How is variant different than JSON strings?

Preview

This article describes the behavior changes and differences in syntax and semantics when working with the variant data type. This article assumes that you are familiar with working with JSON string data on Databricks. For users new to Databricks, you should use variant over JSON strings whenever storing semi-structured data that requires flexibility for changing or unknown schema. See Model semi-structured data.

In Databricks Runtime 15.3 and above, you can use the variant data type to encode and query semi-structured data. Databricks recommends variant as a replacement for storing semi-structured data using JSON strings. The improved read and write performance for variant allows it to replace native Spark complex types such as structs and arrays in some use cases.

How do you query variant data?

Variant data uses the same operators to query fields, subfields, and array elements.

To query a field, use : . For example, column_name:field_name.

To query a subfield, use . . For example, column_name:field_name.subfield_name.

To query an array element, use [n] where n is the integer index value of the element.

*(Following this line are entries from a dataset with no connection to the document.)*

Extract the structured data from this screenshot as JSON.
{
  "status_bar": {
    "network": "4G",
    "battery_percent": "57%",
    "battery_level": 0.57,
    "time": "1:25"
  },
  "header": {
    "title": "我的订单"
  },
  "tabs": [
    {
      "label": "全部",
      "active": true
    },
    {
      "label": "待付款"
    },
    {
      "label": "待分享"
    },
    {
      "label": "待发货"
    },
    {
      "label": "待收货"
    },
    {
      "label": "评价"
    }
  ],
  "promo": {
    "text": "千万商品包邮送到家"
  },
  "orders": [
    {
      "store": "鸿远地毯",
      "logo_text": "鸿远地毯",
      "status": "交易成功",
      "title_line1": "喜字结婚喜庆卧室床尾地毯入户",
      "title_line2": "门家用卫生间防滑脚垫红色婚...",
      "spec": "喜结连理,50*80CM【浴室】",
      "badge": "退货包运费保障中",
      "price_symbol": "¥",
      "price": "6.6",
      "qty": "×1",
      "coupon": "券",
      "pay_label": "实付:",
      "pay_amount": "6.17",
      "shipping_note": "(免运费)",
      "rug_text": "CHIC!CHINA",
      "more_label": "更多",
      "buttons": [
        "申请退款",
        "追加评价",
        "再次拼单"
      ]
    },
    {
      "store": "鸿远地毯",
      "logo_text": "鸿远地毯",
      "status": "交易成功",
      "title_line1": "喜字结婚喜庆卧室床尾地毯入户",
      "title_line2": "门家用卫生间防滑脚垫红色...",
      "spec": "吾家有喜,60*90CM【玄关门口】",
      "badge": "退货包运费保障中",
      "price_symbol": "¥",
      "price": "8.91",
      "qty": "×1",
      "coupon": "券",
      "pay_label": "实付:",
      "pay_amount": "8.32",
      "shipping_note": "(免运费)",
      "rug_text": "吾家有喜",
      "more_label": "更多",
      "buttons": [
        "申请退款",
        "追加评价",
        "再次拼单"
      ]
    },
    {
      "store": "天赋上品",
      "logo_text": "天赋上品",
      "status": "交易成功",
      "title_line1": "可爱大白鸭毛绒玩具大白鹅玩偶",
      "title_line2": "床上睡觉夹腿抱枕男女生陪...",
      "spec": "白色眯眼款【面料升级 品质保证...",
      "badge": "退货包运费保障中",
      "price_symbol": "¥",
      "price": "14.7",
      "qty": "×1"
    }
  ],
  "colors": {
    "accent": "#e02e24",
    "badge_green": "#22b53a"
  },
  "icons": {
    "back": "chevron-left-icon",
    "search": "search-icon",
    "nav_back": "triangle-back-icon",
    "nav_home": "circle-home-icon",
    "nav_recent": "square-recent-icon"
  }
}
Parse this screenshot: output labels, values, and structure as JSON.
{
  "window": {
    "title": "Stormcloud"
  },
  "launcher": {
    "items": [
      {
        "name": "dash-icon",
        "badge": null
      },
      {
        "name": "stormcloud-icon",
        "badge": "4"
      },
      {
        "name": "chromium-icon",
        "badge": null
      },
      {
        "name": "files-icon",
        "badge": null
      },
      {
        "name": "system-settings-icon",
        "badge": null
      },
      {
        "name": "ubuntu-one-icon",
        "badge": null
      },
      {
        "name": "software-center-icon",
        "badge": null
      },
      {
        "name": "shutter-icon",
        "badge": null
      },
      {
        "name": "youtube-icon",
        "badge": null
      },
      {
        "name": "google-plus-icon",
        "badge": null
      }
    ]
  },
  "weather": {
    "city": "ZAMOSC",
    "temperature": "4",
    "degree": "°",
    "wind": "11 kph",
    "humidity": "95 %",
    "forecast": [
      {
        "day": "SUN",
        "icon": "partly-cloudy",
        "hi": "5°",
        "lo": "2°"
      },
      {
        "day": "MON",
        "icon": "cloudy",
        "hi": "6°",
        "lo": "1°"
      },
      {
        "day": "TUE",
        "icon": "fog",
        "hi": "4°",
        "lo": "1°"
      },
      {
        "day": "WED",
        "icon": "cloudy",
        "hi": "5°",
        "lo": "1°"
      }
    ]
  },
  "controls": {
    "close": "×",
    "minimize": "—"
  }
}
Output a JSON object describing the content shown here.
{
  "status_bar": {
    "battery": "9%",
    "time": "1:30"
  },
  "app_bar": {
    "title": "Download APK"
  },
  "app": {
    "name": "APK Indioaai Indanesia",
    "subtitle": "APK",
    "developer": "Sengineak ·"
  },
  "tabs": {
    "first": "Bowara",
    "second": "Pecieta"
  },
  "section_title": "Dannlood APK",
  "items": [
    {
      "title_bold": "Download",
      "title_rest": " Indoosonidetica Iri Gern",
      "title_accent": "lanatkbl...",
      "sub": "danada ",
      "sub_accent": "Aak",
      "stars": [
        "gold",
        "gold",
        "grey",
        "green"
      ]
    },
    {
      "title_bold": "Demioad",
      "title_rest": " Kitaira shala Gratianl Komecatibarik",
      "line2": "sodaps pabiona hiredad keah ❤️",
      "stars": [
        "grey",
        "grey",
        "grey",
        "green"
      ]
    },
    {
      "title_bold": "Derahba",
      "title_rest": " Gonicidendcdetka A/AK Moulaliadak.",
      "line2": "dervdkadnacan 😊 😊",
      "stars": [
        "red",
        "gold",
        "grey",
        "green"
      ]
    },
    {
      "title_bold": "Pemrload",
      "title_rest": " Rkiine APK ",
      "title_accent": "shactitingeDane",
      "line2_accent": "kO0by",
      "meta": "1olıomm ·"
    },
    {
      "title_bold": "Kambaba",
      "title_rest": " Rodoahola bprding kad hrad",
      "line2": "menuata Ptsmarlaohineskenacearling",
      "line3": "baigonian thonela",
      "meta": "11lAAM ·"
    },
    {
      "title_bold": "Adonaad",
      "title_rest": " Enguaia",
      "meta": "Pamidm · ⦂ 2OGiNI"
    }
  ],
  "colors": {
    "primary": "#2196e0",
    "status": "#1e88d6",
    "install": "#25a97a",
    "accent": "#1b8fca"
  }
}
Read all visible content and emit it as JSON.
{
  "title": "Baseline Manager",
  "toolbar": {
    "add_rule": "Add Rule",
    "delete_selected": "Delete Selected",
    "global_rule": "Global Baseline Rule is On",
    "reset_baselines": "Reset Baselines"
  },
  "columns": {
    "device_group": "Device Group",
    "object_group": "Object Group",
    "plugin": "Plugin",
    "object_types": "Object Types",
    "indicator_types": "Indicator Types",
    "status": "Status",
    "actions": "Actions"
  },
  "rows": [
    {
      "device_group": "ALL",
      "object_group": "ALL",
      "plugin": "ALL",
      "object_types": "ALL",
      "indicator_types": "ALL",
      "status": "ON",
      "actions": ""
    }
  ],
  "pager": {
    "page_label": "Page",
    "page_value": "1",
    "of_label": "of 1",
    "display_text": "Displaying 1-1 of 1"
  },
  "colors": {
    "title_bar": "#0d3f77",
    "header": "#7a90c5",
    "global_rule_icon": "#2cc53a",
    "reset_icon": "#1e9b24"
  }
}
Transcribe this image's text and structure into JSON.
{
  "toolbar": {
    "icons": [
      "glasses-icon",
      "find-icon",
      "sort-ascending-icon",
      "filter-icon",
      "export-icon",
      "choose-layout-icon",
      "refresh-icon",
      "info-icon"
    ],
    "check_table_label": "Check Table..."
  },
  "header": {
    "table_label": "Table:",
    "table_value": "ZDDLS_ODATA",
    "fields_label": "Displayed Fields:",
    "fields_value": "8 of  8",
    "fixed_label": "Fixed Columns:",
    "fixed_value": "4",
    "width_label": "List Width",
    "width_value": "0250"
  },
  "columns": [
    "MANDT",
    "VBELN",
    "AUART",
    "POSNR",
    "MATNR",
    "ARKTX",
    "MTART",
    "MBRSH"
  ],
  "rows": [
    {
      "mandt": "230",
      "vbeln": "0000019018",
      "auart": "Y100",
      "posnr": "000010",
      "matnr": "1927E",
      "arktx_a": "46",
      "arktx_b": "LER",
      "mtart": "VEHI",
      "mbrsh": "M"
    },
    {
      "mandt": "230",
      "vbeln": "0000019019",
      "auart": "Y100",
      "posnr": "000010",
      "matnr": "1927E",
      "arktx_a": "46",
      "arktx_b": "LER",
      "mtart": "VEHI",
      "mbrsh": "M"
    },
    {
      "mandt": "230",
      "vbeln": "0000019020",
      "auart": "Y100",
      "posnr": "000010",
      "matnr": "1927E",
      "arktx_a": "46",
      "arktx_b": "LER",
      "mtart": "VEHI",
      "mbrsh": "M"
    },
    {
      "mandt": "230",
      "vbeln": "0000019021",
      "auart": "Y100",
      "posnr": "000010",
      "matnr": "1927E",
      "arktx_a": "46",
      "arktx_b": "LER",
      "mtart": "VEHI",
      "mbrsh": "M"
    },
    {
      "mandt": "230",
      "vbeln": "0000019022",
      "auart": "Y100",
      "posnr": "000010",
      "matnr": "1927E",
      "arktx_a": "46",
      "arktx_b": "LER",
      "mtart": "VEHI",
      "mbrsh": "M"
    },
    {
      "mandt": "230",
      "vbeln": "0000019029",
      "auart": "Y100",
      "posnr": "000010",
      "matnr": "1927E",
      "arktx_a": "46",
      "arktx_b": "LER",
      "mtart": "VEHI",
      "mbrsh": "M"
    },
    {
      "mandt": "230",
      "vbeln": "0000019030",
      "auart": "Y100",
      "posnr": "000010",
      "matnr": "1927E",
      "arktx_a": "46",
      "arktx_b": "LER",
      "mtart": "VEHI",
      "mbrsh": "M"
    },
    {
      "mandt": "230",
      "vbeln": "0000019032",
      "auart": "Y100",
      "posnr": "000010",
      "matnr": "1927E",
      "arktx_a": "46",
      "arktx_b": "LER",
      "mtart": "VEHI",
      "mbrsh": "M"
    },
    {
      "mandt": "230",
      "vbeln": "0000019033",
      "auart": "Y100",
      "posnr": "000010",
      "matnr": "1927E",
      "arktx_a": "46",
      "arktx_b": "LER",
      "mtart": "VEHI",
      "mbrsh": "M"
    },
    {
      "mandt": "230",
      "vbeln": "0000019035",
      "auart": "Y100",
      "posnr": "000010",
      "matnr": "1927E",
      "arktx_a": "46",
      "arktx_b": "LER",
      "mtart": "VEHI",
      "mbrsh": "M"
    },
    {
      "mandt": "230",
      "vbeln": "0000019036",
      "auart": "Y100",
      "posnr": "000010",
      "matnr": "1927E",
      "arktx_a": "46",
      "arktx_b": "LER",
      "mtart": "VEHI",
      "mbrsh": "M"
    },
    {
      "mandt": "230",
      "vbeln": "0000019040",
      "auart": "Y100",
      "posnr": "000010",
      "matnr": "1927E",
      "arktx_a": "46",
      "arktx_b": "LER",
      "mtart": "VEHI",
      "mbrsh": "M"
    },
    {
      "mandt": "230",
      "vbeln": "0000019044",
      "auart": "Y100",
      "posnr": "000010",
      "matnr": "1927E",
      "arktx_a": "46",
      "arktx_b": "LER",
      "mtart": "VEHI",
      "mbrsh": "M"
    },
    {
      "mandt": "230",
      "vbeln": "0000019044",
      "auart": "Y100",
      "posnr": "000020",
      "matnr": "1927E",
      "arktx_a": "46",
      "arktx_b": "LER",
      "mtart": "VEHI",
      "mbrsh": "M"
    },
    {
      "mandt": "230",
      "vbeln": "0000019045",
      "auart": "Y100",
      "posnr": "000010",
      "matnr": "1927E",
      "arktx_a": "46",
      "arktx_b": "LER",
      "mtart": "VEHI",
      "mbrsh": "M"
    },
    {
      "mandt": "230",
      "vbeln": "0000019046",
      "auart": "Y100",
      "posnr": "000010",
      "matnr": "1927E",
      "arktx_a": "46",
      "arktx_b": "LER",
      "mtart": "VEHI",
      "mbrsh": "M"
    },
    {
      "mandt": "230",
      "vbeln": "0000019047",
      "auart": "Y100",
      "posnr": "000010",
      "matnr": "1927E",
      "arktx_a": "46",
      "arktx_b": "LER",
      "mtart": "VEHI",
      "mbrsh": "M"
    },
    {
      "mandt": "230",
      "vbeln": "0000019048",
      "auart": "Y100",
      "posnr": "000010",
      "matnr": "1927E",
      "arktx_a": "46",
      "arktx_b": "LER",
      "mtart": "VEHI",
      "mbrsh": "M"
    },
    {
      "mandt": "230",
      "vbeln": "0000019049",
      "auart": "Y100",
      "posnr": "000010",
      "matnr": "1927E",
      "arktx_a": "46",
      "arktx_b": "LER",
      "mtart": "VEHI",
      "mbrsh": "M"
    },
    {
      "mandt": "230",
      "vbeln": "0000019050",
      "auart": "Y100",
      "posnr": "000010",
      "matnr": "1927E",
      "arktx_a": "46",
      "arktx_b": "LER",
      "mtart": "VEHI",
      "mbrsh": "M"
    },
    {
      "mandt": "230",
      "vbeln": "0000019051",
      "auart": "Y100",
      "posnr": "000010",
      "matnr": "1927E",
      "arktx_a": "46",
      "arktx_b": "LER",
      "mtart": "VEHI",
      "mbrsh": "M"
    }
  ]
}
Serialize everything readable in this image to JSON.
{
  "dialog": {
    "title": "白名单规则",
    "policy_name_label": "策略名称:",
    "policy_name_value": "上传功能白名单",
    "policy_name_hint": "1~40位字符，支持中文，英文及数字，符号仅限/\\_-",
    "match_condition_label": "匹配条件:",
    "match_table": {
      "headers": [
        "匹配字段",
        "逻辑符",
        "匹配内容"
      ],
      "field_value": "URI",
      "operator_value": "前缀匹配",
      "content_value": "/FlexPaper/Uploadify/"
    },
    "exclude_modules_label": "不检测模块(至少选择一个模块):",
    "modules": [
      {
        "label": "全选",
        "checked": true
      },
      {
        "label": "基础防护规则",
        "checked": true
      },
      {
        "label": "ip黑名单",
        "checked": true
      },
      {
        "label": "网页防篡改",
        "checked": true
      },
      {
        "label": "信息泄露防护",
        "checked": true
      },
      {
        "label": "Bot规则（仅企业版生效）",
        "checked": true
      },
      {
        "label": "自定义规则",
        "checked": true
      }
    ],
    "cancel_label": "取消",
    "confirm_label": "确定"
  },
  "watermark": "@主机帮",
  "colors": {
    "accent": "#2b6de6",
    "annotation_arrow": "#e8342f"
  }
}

For example, to query the first value in an array, column_name:array_name[0].

The following differences might break existing queries when upgrading from JSON strings to variant:

All variant path elements are matched in a case-sensitive way. JSON strings are case-insensitive. This means that for variant, column_name:FIELD_NAME and column_name:field_name look for different fields in the stored data.
The [*] syntax is not support for identifying or unpacking all elements in an array.
Variant encodes NULL values differently than JSON strings. See Variant null rules.
Variant columns have limitations for some operations. See Limitations.

Convert JSON strings to and from variant

In Databricks Runtime 15.3 and above, the to_json function has additional functionality to cast VARIANT types to JSON strings. Options are ignored when converting VARIANT to JSON string. See to_json.

The parse_json function transforms a JSON string to VARIANT type. While parse_json(json_string_column) is the logical inverse of to_json(variant_column), the following conversion rules describe why it is not the exact inverse:

Whitespace is not perfectly preserved.
Ordering of keys is arbitrary.
Trailing zeros in numbers might be truncated.

The parse_json function returns an error if the JSON string is malformed or exceeds the variant size limit. Use the try_parse_json function to instead return a NULL when an error in parsing occurs.

What are the SQL functions for working with variants?

Apache Spark SQL functions available in Databricks Runtime 15.3 and above provide methods for interacting with variant data. The following table includes the new function, the corresponding JSON string function, and notes on differences in behavior.

Note

To use these functions with PySpark DataFrames, import them from pyspark.sql.functions. variant_explode and variant_explode_outer are not supported in PySpark.

Variant function	JSON string function	Notes
variant_get	cast and get_json_object	Takes an expression, path, and type. Follows all rules for variants paths, casting, and nulls.
try_variant_get	try_cast and get_json_object	Takes an expression, path, and type. Follows all rules for variants paths, casting, and nulls.
is_variant_null	is null	Checks whether the expression is storing a `VARIANT` encoded `NULL`. Use `is null` to check if the input expression is `NULL`.
schema_of_variant	schema_of_json	When determining the schema for an `ARRAY<elementType>`, the `elementType` might be inferred as `VARIANT` if there are conflicting types found in the data.
schema_of_variant_agg	schema_of_json_agg	When no least common type is identified, the type is derived as `VARIANT`.
variant_explode	explode	Outputs `pos`, `key`, and `value` columns. When exploding an array, the output key is always null.
variant_explode_outer	explode_outer	Outputs `pos`, `key`, and `value` columns. When exploding an array, the output key is always null.

Variants handle casting and NULLs differently than JSON strings. See Variant type casting rules and Variant null rules.